In December 1987, he once again met Logsdon for the vacant British title. After six rounds, the fight was stopped due to cuts over Logsdon's eye. Wilson made his first defence in May 1988 against Brian Schumacher. Wilson was knocked down in the first round but recovered to stop Schumacher in the sixth. He made a second defence against Schumacher in January 1989, this time winning in three rounds to take the Lonsdale Belt outright. His third defence came two months later against Tom Collins. Collins stopped Wilson in the second round to take the title — only Wilson's second defeat.
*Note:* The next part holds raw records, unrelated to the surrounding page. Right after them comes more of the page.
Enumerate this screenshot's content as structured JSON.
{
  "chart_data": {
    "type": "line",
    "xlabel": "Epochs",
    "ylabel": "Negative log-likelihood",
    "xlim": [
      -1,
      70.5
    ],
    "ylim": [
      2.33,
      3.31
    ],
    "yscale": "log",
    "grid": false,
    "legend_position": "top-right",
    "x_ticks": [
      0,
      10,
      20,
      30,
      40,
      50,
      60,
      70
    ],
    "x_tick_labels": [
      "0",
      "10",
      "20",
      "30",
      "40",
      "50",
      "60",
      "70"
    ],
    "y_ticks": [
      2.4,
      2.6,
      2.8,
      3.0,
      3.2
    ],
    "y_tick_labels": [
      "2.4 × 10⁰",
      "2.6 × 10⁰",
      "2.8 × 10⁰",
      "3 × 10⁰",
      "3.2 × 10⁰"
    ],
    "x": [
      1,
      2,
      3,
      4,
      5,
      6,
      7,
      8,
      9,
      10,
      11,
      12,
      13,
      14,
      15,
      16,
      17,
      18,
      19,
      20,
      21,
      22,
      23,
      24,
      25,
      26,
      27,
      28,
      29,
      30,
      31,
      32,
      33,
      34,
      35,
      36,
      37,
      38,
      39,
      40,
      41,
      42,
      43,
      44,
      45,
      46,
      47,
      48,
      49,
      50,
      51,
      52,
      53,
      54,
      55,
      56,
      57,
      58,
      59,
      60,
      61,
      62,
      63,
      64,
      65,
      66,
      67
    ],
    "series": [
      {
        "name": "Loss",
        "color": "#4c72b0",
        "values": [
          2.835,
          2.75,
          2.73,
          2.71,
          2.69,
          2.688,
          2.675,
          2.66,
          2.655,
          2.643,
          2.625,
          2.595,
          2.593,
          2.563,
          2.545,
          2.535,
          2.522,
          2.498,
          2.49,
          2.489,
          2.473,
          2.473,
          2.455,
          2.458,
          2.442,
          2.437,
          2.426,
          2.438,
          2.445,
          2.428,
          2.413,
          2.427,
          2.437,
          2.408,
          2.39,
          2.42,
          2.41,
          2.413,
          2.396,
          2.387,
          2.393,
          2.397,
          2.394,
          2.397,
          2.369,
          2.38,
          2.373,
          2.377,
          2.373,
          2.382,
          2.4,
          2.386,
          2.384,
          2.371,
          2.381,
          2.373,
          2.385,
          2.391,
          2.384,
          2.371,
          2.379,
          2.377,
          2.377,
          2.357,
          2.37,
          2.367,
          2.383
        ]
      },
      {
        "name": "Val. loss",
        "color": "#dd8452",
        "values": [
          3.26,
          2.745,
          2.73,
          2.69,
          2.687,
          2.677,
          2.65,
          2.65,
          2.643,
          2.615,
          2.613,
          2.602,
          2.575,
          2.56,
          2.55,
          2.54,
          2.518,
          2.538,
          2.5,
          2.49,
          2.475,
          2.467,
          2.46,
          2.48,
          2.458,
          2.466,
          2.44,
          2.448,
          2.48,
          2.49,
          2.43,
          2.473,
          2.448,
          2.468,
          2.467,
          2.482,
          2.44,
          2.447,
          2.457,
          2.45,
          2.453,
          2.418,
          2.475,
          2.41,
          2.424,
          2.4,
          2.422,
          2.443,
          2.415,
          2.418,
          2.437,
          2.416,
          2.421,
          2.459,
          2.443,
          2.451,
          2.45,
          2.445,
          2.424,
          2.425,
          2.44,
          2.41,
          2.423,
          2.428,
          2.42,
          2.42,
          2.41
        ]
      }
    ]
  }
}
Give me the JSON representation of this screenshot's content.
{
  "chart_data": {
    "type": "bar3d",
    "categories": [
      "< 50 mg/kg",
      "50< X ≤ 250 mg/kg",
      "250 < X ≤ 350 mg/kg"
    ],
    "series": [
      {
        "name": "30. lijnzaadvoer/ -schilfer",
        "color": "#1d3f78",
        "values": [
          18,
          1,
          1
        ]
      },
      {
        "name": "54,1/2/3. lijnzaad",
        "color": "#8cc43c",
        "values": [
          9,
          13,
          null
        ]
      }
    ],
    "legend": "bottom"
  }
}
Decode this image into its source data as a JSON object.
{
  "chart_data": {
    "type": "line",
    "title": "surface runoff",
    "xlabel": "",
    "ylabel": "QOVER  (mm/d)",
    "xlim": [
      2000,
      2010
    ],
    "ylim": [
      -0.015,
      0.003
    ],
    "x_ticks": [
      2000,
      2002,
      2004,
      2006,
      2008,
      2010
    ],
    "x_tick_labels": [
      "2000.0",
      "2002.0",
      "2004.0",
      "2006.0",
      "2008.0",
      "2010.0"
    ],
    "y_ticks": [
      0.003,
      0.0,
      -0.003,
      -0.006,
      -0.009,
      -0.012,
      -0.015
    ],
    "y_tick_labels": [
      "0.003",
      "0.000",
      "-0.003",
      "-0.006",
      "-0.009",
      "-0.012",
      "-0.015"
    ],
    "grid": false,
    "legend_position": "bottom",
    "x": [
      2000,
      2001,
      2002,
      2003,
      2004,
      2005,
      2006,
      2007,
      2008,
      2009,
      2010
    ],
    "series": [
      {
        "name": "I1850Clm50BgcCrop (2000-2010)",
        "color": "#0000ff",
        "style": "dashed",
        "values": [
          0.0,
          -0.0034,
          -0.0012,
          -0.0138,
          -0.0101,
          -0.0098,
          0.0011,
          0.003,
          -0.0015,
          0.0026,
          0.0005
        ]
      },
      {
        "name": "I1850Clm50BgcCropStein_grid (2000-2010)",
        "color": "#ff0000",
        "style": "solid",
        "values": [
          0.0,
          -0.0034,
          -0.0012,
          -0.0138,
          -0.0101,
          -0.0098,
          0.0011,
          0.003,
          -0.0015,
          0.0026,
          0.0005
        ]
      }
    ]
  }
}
He beat Steve McCarthy in controversial circumstances in September 1989. McCarthy knocked Wilson down in the third round. Looking to finish the fight with Wilson on the ropes, the fight was stopped when Wilson's 62-year-old mother climbed into the ring and started attacking McCarthy with her shoe; Wilson's corner man also entered the ring. McCarthy believed he had won and left the ring, but bizarrely referee Adrian Morgan insisted that the fight should continue. McCarthy refused (the injury caused by Wilson's mother required four stitches) and Wilson was declared the winner by technical knockout. A riot ensued and Wilson's mother had to be dragged from the ring by her hair by a security guard; McCarthy returned to the ring but only to calm the crowd. A BBBofC enquiry upheld the result but ordered a rematch, but McCarthy pulled out, suffering from flu.

He travelled to the United States in 1990 where he beat Steve Harvey and lost to James Flowers. It was a year before his next fight, and while he continued until 1993, he won only one of his last eight fights.

Now retired, Wilson runs a boxing gym in Walsall and coaches boxers.